Le cratère McGetchin s’est formé sur la Lune entre le 11 avril et le 22 mai 2024, mais il n’a été identifié que plus tard en comparant des images orbitales prises avant et après l’impact. Avec ses 728 pieds de diamètre, soit environ 222 mètres, ce cratère lunaire NASA est surtout précieux parce qu’il documente une transformation récente de la surface, jusque dans le comportement thermique du sol autour de lui.
Un impact récent retrouvé dans les archives de la Lune
Selon la NASA, un objet — comète ou astéroïde — de la taille d’un bâtiment de trois à six étages a frappé le bord oriental de la Lune au printemps 2024. L’impact a creusé McGetchin, officiellement nommé en hommage au scientifique lunaire Tom McGetchin.
Le diamètre retenu par la NASA est de 728 pieds, pour une profondeur de 141 pieds. Certaines reprises de presse évoquent 730 pieds : l’écart est minime et correspond à un arrondi, sans changer l’ordre de grandeur du phénomène. Ce n’est pas le plus grand cratère de la Lune, loin de là. La particularité de McGetchin tient à son statut de cratère récemment formé et repéré dans les données d’observation.
Ce que les images permettent de dater et de mesurer
La découverte est née d’un contrôle de qualité de données. Robert Wagner, qui travaille avec les données de la caméra de la sonde Lunar Reconnaissance Orbiter, a remarqué sur une carte lunaire une grande tache claire ceinturée d’un halo sombre. Cette signature indiquait que des matériaux de surface avaient été remués.
La comparaison des images antérieures et postérieures a permis d’établir que le cratère était apparu entre le 11 avril et le 22 mai 2024. C’est cette chronologie qui donne sa valeur à l’observation : elle relie une modification visible de la surface à une fenêtre de formation étroite. En revanche, les images ne permettent pas de trancher entre une comète et un astéroïde pour identifier l’impacteur exact.
La NASA rapporte que McGetchin est le plus grand cratère nouvellement formé jamais identifié dans le Système solaire. La formule porte bien sur les cratères récents observés comme tels, et non sur les dimensions absolues des grands bassins lunaires, beaucoup plus vastes et beaucoup plus anciens.
Pourquoi un tel cratère est exceptionnel
Les scientifiques estiment qu’un impact de cette ampleur survient sur la Lune environ une fois par siècle, voire plus rarement. La Lune reste pourtant régulièrement frappée : faute d’atmosphère comparable à celle de la Terre, les roches spatiales ne sont ni freinées ni brûlées avant d’atteindre le sol.

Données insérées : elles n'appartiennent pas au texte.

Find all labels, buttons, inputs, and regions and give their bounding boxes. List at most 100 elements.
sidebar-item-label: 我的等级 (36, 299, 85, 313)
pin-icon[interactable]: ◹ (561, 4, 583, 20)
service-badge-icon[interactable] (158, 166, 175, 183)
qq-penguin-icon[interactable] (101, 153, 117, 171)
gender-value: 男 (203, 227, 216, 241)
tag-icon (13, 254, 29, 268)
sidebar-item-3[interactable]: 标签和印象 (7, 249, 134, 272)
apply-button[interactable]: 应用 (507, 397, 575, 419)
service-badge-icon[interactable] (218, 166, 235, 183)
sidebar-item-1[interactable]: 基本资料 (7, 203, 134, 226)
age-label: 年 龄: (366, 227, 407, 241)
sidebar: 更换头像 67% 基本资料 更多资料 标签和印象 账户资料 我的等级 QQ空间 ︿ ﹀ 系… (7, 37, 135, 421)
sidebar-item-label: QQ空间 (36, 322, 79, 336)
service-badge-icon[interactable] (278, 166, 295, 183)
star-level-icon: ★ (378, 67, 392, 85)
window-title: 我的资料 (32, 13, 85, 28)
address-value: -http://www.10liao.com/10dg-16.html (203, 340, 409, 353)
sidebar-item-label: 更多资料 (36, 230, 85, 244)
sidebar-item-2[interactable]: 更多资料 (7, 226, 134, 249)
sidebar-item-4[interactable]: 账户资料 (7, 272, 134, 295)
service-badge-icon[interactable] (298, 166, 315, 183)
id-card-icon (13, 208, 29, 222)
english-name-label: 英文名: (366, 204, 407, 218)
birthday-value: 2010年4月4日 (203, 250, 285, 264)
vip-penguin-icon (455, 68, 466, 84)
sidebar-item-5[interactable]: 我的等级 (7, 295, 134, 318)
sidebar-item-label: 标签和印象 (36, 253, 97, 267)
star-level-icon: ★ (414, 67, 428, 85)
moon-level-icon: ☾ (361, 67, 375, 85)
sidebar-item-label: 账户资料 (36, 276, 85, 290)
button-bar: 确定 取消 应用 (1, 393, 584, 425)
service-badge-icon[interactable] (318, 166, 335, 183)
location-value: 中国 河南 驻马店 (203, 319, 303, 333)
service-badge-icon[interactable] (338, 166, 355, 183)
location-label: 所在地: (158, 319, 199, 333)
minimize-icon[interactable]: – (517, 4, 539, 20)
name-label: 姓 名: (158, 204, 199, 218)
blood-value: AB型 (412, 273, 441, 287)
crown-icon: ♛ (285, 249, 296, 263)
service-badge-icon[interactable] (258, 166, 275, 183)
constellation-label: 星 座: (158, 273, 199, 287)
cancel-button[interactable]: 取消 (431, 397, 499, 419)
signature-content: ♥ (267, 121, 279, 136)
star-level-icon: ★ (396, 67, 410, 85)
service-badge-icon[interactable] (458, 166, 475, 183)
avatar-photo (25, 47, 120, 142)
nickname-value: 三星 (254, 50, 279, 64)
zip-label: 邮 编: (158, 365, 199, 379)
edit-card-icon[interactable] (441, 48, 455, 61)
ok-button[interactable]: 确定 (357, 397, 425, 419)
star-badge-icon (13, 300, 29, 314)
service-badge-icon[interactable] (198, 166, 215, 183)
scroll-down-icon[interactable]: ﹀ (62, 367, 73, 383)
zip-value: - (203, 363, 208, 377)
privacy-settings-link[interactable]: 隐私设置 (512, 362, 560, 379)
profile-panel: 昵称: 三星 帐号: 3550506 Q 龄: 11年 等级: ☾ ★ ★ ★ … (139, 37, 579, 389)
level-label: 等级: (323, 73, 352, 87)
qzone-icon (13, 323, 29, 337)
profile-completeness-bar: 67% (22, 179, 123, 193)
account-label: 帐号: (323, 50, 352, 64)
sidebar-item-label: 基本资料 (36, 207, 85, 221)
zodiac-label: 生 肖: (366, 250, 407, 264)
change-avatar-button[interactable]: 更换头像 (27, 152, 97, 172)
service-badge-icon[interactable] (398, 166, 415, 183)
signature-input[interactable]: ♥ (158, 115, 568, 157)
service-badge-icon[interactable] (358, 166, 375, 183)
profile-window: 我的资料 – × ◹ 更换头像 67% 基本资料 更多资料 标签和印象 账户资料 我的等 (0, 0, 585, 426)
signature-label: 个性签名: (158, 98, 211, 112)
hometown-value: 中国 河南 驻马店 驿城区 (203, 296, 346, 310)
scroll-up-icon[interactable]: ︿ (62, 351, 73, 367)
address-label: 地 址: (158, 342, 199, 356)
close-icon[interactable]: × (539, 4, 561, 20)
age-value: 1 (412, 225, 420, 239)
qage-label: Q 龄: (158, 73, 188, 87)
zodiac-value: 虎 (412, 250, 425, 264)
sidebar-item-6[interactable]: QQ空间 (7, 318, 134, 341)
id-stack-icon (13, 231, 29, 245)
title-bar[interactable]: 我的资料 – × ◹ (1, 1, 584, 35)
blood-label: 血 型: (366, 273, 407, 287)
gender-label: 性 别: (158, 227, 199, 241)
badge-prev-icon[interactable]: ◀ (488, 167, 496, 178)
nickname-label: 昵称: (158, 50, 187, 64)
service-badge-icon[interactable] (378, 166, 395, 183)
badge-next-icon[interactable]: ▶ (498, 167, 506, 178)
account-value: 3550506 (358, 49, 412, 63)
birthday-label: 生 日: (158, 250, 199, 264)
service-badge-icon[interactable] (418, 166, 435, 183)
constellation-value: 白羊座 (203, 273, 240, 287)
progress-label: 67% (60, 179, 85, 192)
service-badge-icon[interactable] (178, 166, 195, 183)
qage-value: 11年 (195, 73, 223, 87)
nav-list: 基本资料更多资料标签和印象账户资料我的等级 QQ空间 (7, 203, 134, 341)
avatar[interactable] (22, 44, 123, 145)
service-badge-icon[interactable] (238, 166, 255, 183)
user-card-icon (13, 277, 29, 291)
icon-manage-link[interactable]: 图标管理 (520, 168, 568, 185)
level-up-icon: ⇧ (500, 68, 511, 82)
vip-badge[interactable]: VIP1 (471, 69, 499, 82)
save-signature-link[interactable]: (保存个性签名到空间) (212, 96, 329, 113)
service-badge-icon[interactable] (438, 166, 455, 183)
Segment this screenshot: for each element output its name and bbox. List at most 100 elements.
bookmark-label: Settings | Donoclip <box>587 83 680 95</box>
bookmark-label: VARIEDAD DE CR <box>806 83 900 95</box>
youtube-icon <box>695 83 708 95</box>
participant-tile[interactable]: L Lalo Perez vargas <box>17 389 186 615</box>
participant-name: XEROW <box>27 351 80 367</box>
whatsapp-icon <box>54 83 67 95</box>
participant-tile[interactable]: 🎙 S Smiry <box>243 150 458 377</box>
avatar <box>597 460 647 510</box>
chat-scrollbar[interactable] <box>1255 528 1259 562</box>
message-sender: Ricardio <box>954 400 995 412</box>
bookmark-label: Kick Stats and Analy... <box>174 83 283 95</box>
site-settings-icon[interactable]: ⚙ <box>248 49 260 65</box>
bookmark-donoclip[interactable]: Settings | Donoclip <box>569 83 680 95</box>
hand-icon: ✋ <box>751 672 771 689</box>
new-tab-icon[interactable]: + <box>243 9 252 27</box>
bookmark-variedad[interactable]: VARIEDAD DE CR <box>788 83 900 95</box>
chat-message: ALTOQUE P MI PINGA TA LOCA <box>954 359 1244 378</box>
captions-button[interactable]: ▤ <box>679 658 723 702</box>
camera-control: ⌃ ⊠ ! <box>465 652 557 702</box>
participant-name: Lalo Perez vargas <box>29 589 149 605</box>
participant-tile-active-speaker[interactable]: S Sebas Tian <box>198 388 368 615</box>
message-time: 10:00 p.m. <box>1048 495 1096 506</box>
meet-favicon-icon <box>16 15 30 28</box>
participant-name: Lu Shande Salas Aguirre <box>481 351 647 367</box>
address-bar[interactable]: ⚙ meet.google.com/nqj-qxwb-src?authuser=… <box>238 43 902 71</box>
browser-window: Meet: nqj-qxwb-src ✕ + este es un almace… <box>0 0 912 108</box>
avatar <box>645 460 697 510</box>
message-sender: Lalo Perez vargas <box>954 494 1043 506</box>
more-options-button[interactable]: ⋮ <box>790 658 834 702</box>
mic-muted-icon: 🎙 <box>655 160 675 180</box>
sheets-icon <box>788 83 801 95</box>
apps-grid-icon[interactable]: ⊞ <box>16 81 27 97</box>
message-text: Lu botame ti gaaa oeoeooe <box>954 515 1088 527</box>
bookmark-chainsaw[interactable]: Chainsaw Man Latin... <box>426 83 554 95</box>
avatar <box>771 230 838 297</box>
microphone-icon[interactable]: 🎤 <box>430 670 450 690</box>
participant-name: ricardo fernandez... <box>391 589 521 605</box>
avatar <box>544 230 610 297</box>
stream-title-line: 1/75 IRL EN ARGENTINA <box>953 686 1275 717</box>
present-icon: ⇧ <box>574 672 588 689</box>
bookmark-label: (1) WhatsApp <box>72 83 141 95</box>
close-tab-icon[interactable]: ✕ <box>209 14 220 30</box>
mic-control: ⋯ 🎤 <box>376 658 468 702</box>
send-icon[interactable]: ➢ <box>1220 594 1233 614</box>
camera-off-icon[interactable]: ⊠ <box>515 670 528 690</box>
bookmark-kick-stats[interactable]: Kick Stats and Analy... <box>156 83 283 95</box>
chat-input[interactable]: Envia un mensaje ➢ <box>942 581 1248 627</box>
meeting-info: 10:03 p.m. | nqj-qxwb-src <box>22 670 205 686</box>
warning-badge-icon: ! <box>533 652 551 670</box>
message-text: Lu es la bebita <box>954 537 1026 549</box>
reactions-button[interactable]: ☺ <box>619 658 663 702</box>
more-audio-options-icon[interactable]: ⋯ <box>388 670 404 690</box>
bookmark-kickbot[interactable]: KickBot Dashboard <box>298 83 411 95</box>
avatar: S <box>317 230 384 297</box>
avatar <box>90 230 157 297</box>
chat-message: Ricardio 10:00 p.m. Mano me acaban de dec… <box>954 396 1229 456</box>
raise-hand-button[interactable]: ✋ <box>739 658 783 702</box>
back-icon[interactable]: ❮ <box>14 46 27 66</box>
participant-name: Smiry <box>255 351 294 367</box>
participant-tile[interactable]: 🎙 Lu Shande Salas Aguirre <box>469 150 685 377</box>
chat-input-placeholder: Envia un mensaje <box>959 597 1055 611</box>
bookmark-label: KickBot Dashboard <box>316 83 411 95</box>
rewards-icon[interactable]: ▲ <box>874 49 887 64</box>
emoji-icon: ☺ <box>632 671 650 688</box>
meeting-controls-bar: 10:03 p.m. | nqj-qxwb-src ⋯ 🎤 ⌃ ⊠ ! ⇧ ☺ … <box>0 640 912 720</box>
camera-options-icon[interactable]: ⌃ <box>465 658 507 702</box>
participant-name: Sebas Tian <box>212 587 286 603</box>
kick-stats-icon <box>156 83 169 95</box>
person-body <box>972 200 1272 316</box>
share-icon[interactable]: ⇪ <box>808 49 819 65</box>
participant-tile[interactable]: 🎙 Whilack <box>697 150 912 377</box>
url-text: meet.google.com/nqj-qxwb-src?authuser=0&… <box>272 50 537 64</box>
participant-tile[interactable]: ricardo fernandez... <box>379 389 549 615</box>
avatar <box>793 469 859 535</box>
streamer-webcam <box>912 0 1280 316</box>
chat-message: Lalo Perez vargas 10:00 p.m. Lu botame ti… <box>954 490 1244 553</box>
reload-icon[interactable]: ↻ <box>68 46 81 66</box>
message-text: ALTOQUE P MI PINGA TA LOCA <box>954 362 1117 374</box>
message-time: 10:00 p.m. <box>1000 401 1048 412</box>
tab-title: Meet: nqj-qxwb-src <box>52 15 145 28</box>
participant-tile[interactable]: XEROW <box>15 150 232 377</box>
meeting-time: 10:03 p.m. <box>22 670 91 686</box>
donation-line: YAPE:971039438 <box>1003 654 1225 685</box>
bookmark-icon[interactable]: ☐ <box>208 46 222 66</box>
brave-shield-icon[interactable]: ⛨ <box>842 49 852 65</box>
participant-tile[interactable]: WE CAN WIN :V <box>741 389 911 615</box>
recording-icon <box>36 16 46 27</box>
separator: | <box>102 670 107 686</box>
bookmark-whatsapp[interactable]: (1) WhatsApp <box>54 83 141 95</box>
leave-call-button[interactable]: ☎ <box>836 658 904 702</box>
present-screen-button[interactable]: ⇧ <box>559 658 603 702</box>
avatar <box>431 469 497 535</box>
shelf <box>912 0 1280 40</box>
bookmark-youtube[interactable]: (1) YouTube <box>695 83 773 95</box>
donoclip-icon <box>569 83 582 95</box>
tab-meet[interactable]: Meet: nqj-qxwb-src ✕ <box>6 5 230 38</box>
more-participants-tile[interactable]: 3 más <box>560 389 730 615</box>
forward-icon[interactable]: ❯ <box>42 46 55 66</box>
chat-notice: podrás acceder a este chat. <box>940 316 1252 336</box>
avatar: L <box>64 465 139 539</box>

La sonde Lunar Reconnaissance Orbiter étudie la Lune depuis plus de 17 ans. Son équipe a identifié au moins 1 000 nouveaux cratères d’impact et signalé 100 000 autres changements de surface liés à des chocs ou aux débris qu’ils projettent. La plupart de ces événements sont bien plus modestes que McGetchin ; beaucoup laissent des traces trop petites pour être distinguées depuis l’orbite.
Le détail inattendu : une zone refroidie autour du cratère
L’intérêt de McGetchin dépasse les contours de sa dépression centrale. Après sa détection, les observations de Diviner, l’instrument thermique embarqué sur LRO, ont révélé autour du cratère une zone d’environ quatre miles de large, soit près de 6,4 kilomètres, plus froide d’environ 16 degrés Fahrenheit la nuit que les terrains voisins.
L’explication proposée par les chercheurs tient au régolithe, la couche de poussière et de fragments rocheux qui recouvre le sol lunaire. L’impact aurait projeté et ameubli ce matériau autour de McGetchin. Moins dense, il retiendrait moins bien la chaleur, ce qui expliquerait le refroidissement nocturne observé.
Cette zone froide ne constitue donc pas un second cratère invisible : elle est la trace thermique, beaucoup plus étendue, d’un sol physiquement modifié par l’impact.
Ce que McGetchin change pour l’étude de la surface lunaire
McGetchin offre un cas rare où la formation récente d’un grand cratère peut être étudiée à partir de plusieurs types de mesures orbitales. Il montre surtout qu’un impact ne transforme pas seulement l’endroit où l’objet frappe : ses effets peuvent se prolonger bien au-delà du bord visible du cratère.
Cette observation peut aider à mieux caractériser les propriétés du terrain lunaire. La NASA indique notamment que ces changements physiques pourraient influencer l’interaction entre les roues d’un rover et le sol. Cela ne permet pas encore de prévoir les conditions exactes d’une future mission habitée, mais rappelle qu’une carte de la Lune doit aussi prendre en compte un paysage qui continue d’évoluer.